Making your own NFT is probably the best way to understand the concept and generate potential value. You have control over what assets you want to be represented, and there is little cost aside from time and effort (and transaction fees).  

Creating an NFT is known as minting, and various platforms facilitate this process. The marketplaces mentioned earlier such as Rarible can be used and then you can list your NFT for sale. 

First, you have to decide what asset you would like your NFT to represent. This could be a song you have recorded, a photograph you have taken or a 3D model you have created. NFTs support a vast range of files, including visual, music, 3D etc. 

Once you have your asset in a traditional media file, you can upload it to your chosen platform and mint an NFT from it. This process will involve filling out the details such as a description of the asset, royalty percentages and more. Note - you will need to pay relevant transaction fees to confirm the creation of your NFT so ensure that you have funds available in your Ethereum wallet. 

After you have minted your NFT, you can now list it for sale on a marketplace, and if people like it, you might get a sale.
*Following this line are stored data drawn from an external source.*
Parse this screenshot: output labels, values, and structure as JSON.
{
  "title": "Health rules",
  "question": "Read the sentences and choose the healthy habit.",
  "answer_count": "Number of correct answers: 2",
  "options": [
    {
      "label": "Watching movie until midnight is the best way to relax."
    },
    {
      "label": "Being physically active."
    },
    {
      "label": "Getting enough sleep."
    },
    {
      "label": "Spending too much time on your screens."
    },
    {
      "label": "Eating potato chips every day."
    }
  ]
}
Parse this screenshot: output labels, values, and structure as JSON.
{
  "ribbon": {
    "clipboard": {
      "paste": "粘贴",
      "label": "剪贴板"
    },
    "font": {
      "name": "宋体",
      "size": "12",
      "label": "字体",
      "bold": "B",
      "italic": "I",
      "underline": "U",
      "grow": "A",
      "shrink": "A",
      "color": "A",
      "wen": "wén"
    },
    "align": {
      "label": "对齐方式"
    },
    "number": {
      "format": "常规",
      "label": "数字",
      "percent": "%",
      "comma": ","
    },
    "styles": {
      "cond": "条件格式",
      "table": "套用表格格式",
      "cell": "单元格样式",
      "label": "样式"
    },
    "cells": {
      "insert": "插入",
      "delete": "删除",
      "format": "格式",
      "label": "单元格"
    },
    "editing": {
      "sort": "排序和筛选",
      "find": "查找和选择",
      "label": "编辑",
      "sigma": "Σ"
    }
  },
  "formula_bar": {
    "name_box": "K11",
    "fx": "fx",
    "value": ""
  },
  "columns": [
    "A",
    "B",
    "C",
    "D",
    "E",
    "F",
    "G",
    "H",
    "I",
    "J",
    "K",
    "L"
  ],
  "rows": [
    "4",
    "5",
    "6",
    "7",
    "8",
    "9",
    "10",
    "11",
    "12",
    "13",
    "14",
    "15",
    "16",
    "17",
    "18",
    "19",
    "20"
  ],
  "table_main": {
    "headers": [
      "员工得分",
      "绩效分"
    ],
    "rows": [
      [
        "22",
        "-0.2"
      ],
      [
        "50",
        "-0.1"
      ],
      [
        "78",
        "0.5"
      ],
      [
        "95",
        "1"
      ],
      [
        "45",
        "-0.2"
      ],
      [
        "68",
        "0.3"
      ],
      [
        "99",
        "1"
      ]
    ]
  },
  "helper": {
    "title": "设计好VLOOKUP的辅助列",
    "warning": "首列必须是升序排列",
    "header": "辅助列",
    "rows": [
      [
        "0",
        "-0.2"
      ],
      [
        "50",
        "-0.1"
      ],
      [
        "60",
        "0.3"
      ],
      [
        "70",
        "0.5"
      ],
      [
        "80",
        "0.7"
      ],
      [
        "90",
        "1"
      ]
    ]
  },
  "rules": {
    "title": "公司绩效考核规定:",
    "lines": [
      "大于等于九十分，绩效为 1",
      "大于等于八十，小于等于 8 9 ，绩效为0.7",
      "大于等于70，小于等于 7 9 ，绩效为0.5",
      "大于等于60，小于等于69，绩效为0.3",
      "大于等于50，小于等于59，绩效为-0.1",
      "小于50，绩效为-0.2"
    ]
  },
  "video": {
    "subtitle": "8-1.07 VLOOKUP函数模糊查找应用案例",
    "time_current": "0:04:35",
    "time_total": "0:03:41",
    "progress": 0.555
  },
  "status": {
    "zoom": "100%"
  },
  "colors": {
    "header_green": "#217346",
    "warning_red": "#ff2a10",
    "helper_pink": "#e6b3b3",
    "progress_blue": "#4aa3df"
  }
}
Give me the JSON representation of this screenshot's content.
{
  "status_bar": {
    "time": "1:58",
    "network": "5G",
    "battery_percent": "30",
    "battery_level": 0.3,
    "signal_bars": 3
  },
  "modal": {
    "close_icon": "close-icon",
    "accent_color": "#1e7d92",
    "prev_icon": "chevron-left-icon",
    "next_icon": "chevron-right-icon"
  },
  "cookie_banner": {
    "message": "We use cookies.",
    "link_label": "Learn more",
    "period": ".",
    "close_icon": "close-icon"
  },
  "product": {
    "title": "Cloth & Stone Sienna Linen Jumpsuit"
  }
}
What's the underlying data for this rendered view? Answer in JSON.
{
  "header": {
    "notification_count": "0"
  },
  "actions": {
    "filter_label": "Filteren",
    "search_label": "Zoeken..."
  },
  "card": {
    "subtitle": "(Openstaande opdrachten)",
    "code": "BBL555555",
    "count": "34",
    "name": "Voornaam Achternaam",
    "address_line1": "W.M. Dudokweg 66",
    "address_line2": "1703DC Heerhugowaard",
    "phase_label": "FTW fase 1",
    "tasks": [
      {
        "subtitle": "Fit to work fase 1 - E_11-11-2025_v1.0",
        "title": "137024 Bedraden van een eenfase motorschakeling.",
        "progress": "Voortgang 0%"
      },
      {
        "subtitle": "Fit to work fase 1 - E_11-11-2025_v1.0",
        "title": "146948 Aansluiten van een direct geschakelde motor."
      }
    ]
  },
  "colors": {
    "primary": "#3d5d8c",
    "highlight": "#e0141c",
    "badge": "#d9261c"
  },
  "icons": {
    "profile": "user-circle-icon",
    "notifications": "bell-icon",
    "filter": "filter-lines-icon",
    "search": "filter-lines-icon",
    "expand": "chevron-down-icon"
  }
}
Going through this process will help you understand how it works, and the power NFTs put in creators’ hands. 

NFTs are a fun and engaging sector within the crypto world. Their use is growing fast and so now is a great time to get involved. If you fancy yourself as being able to spot undervalued assets, NFTs can provide a way of leveraging that talent.

If not, create your own from a piece of creative work you are proud of and make your work directly available to an audience.